К осени 1842 года поэт слег окончательно. Де Пуле сообщает: «…Родные, сестры и зятья ежедневно посещали умирающего. Каждый день бывала и Анисья и заходила в комнату брата, но появление ее было ему, видимо, неприятно. Часто случалось, что, услышав ее голос в девичьей (куда выходила единственная дверь его комнаты), он махал рукой, давая разуметь, чтобы ее не пускали и чтобы она проходила мимо, к матери. Мать и няня Мироловна, попеременно, не отходили от умирающего. Ужасная болезнь иссушила страдальца: от прежнего Кольцова остались одни живые мощи. Незадолго до смерти, показывая своим сестрам иссохшую руку и указывая на ладонь, он сказал: „Посмотрите, мяса-то только и осталось, что здесь, а то одни кости“, при этих словах крупные слезы скатились по его щекам».
О самой смерти сообщено со слов сестры Александры Васильевны Андроновой, которая раньше других приехала в тот день навестить умиравшего брата: «Он полулежал на постели и пил в это время чай из большой чашки, подаренной ему князем Одоевским, которой он очень дорожил; няня поила его из своих рук, потому что его руки страшно тряслись. „Послушай, няня, – сказал Алексей Васильевич, – какая ты странная! Опять налила чай в эту чашку! Она велика мне, а главное – я слаб и могу разбить ее, выронить. Перелей в стакан“. Чай был перелит. В это время сестра вышла из комнаты умирающего. Через несколько мгновений из этой комнаты раздался крик няни, на который поспешили мать и сестра страдальца; они нашли его уже бездыханным. Кольцов умер моментально, держа обеими руками руку няни, ставившей стакан с чаем на столик, который стоял тут же у изголовья».

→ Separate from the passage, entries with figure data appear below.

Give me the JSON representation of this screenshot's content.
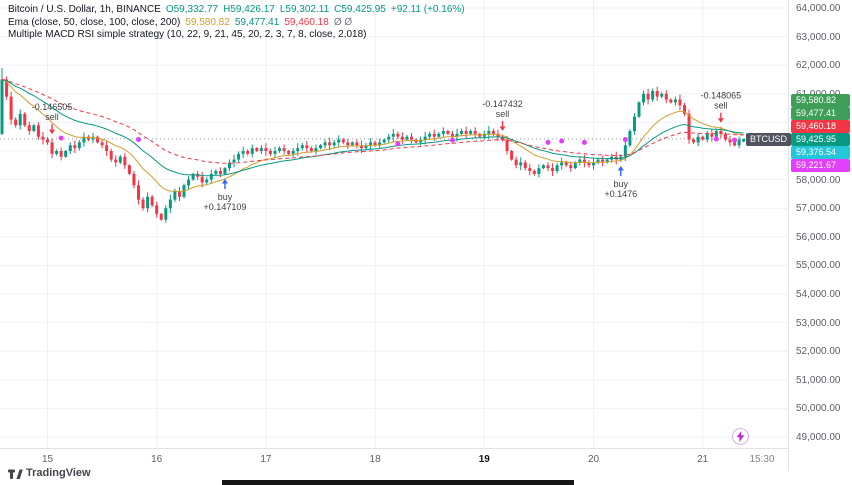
{
  "colors": {
    "up": "#089981",
    "down": "#f23645",
    "ema50": "#cfa12c",
    "ema100": "#089981",
    "ema200": "#f23645",
    "buy": "#2962ff",
    "sell": "#f23645",
    "dot": "#e040fb",
    "grid": "#eef1f7",
    "axis_text": "#5d6069",
    "last_price_line": "#9598a1",
    "signal_text": "#3c3f46"
  },
  "header": {
    "symbol_line": {
      "title": "Bitcoin / U.S. Dollar, 1h, BINANCE",
      "ohlc": [
        "O59,332.77",
        "H59,426.17",
        "L59,302.11",
        "C59,425.95"
      ],
      "change": "+92.11 (+0.16%)"
    },
    "ema_line": {
      "title": "Ema (close, 50, close, 100, close, 200)",
      "v1": "59,580.82",
      "v2": "59,477.41",
      "v3": "59,460.18",
      "suffix": "Ø Ø"
    },
    "strategy_line": "Multiple MACD RSI simple strategy (10, 22, 9, 21, 45, 20, 2, 3, 7, 8, close, 2,018)"
  },
  "price_axis": {
    "labels": [
      "64,000.00",
      "63,000.00",
      "62,000.00",
      "61,000.00",
      "60,000.00",
      "59,000.00",
      "58,000.00",
      "57,000.00",
      "56,000.00",
      "55,000.00",
      "54,000.00",
      "53,000.00",
      "52,000.00",
      "51,000.00",
      "50,000.00",
      "49,000.00"
    ],
    "badges": [
      {
        "text": "59,580.82",
        "bg": "#3f9e57"
      },
      {
        "text": "59,477.41",
        "bg": "#3f9e57"
      },
      {
        "text": "59,460.18",
        "bg": "#f23645"
      },
      {
        "text": "59,425.95",
        "bg": "#089981",
        "tag": "BTCUSD"
      },
      {
        "text": "59,376.54",
        "bg": "#26c6da"
      },
      {
        "text": "59,221.67",
        "bg": "#e040fb"
      }
    ]
  },
  "time_axis": {
    "labels": [
      {
        "text": "15",
        "index": 10
      },
      {
        "text": "16",
        "index": 34
      },
      {
        "text": "17",
        "index": 58
      },
      {
        "text": "18",
        "index": 82
      },
      {
        "text": "19",
        "index": 106,
        "bold": true
      },
      {
        "text": "20",
        "index": 130
      },
      {
        "text": "21",
        "index": 154
      },
      {
        "text": "15:30",
        "x": 762,
        "muted": true
      }
    ]
  },
  "footer": {
    "logo_text": "TradingView"
  },
  "chart_data": {
    "type": "candlestick",
    "title": "Bitcoin / U.S. Dollar, 1h, BINANCE",
    "symbol": "BTCUSD",
    "exchange": "BINANCE",
    "interval": "1h",
    "ylim": [
      49000,
      64000
    ],
    "y_tick_step": 1000,
    "x_day_labels": [
      "15",
      "16",
      "17",
      "18",
      "19",
      "20",
      "21"
    ],
    "last_price": 59425.95,
    "first_open": 59600,
    "last_candle": {
      "o": 59332.77,
      "h": 59426.17,
      "l": 59302.11,
      "c": 59425.95
    },
    "ema_legend": {
      "lengths": [
        50,
        100,
        200
      ],
      "values": [
        59580.82,
        59477.41,
        59460.18
      ]
    },
    "closes": [
      61500,
      60900,
      60100,
      59900,
      60300,
      59900,
      59700,
      59900,
      59500,
      59400,
      59300,
      58900,
      59000,
      58800,
      59000,
      59200,
      59100,
      59300,
      59500,
      59400,
      59500,
      59300,
      59200,
      59000,
      58700,
      58600,
      58800,
      58500,
      58200,
      57800,
      57300,
      57000,
      57400,
      57100,
      56800,
      56600,
      57000,
      57300,
      57600,
      57400,
      57800,
      58000,
      58200,
      58100,
      57900,
      58000,
      58200,
      58300,
      58200,
      58400,
      58600,
      58700,
      58900,
      59000,
      58900,
      59100,
      59000,
      59100,
      59000,
      58900,
      59000,
      59100,
      59000,
      58900,
      59000,
      59100,
      59200,
      59100,
      59000,
      59100,
      59200,
      59300,
      59200,
      59300,
      59400,
      59300,
      59200,
      59300,
      59200,
      59100,
      59200,
      59300,
      59200,
      59300,
      59400,
      59500,
      59600,
      59500,
      59400,
      59500,
      59400,
      59300,
      59400,
      59500,
      59600,
      59500,
      59600,
      59700,
      59600,
      59500,
      59600,
      59700,
      59600,
      59700,
      59600,
      59500,
      59600,
      59700,
      59600,
      59500,
      59400,
      59000,
      58700,
      58500,
      58600,
      58400,
      58300,
      58200,
      58400,
      58500,
      58400,
      58300,
      58500,
      58600,
      58500,
      58400,
      58600,
      58700,
      58600,
      58500,
      58600,
      58700,
      58600,
      58700,
      58800,
      58700,
      58800,
      59200,
      59700,
      60200,
      60700,
      61000,
      60800,
      61100,
      60900,
      61000,
      60800,
      60700,
      60800,
      60600,
      60300,
      59400,
      59300,
      59500,
      59400,
      59600,
      59500,
      59700,
      59600,
      59400,
      59300,
      59200,
      59400,
      59425.95
    ],
    "signals": [
      {
        "type": "sell",
        "value": "-0.146505",
        "index": 11
      },
      {
        "type": "buy",
        "value": "+0.147109",
        "index": 49
      },
      {
        "type": "sell",
        "value": "-0.147432",
        "index": 110
      },
      {
        "type": "buy",
        "value": "+0.1476",
        "index": 136
      },
      {
        "type": "sell",
        "value": "-0.148065",
        "index": 158
      }
    ],
    "dots": [
      {
        "index": 13,
        "price": 59450
      },
      {
        "index": 30,
        "price": 59400
      },
      {
        "index": 87,
        "price": 59250
      },
      {
        "index": 99,
        "price": 59380
      },
      {
        "index": 120,
        "price": 59300
      },
      {
        "index": 123,
        "price": 59350
      },
      {
        "index": 128,
        "price": 59300
      },
      {
        "index": 137,
        "price": 59400
      },
      {
        "index": 157,
        "price": 59420
      },
      {
        "index": 161,
        "price": 59380
      }
    ]
  }
}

Со смертью сына Василий Петрович чуть ли не испытал облегчение. Во всяком случае, если верить купцу И.Г. Мелентьеву, на следующий день к нему в лавку в Темном ряду Василий Петрович явился выбирать парчу, кисею и бахрому и оживленно рассказывал, как вчера вечером весело провел время в трактире по случаю удачной сделки.
– А кому это ты парчу покупаешь?
– Сыну… Алексею: вчерась помер…
Что касается самих похорон, то, как рассказывала сестра, когда из ворот двухэтажного каменного дома на Большой Дворянской медленно выходила погребальная процессия, за гробом шли только родственники покойного, несколько знакомых купцов и мещан, да два или три учителя местной гимназии и несколько гимназистов и семинаристов. Правда, погода была осенняя, ненастная, но при всем том похороны вышли более чем скромные.

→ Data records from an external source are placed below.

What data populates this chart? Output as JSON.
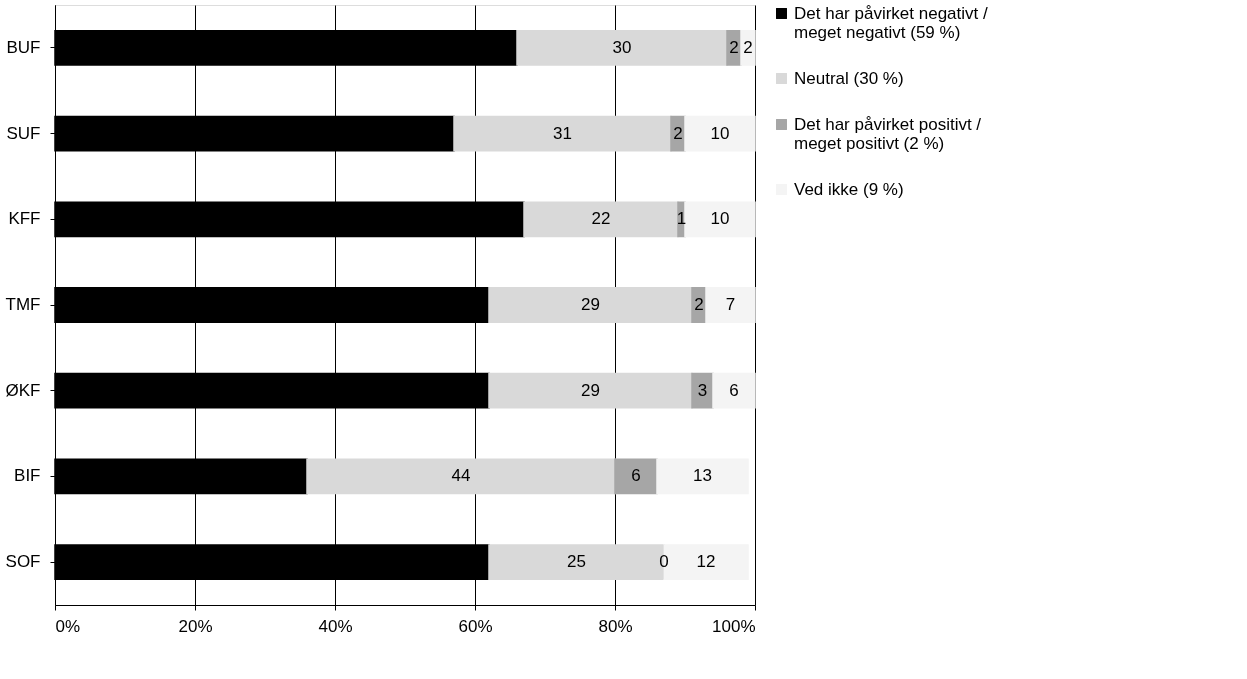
{
  "chart_data": {
    "type": "bar",
    "orientation": "horizontal",
    "stacked": true,
    "categories": [
      "BUF",
      "SUF",
      "KFF",
      "TMF",
      "ØKF",
      "BIF",
      "SOF"
    ],
    "series": [
      {
        "name": "Det har påvirket negativt / meget negativt (59 %)",
        "color": "#000000",
        "values": [
          66,
          57,
          67,
          62,
          62,
          36,
          62
        ],
        "value_labels": [
          null,
          null,
          null,
          null,
          null,
          null,
          null
        ]
      },
      {
        "name": "Neutral (30 %)",
        "color": "#d9d9d9",
        "values": [
          30,
          31,
          22,
          29,
          29,
          44,
          25
        ],
        "value_labels": [
          "30",
          "31",
          "22",
          "29",
          "29",
          "44",
          "25"
        ]
      },
      {
        "name": "Det har påvirket positivt / meget positivt (2 %)",
        "color": "#a6a6a6",
        "values": [
          2,
          2,
          1,
          2,
          3,
          6,
          0
        ],
        "value_labels": [
          "2",
          "2",
          "1",
          "2",
          "3",
          "6",
          "0"
        ]
      },
      {
        "name": "Ved ikke (9 %)",
        "color": "#f4f4f4",
        "values": [
          2,
          10,
          10,
          7,
          6,
          13,
          12
        ],
        "value_labels": [
          "2",
          "10",
          "10",
          "7",
          "6",
          "13",
          "12"
        ]
      }
    ],
    "xlim": [
      0,
      100
    ],
    "xticks": [
      {
        "value": 0,
        "label": "0%"
      },
      {
        "value": 20,
        "label": "20%"
      },
      {
        "value": 40,
        "label": "40%"
      },
      {
        "value": 60,
        "label": "60%"
      },
      {
        "value": 80,
        "label": "80%"
      },
      {
        "value": 100,
        "label": "100%"
      }
    ],
    "grid": "x",
    "legend": "right"
  }
}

В ноябре 1842 года в одной из метрических книг Воронежа появилась запись: «Октября 24-го умер, ноября 1-го погребен на кладбище Всех Святых воронежский мещанин Алексей Васильев Кольцов, 33 лет, от чахотки».
«Отжилася жизнь», кончился путь воронежского мещанина Алексея Васильева Кольцова, великого русского поэта. А могила была и тиха и одинока: новое Митрофаньевское кладбище, где похоронили Кольцова, оставалось тогда еще довольно пустынным и мало навещаемым. «Воронеж, – говорит сестра, – по крайней мере на двадцать лет забыл о поэте». Первым вспомнил – отец. «Он начал навещать его одинокую могилу. Он стал часто ходить на кладбище, подолгу сидел или стоял в глубоком раздумье у могилы сына – и нередко горько плакал». Отец же поставил и первый памятник поэту. Надпись для чугунного этого памятника он составил сам: «Просвещеной безнаук Природою награжден Монаршою Миластию…» Над надписью потом газетные и журнальные очеркисты и рецензенты много смеялись и резвились.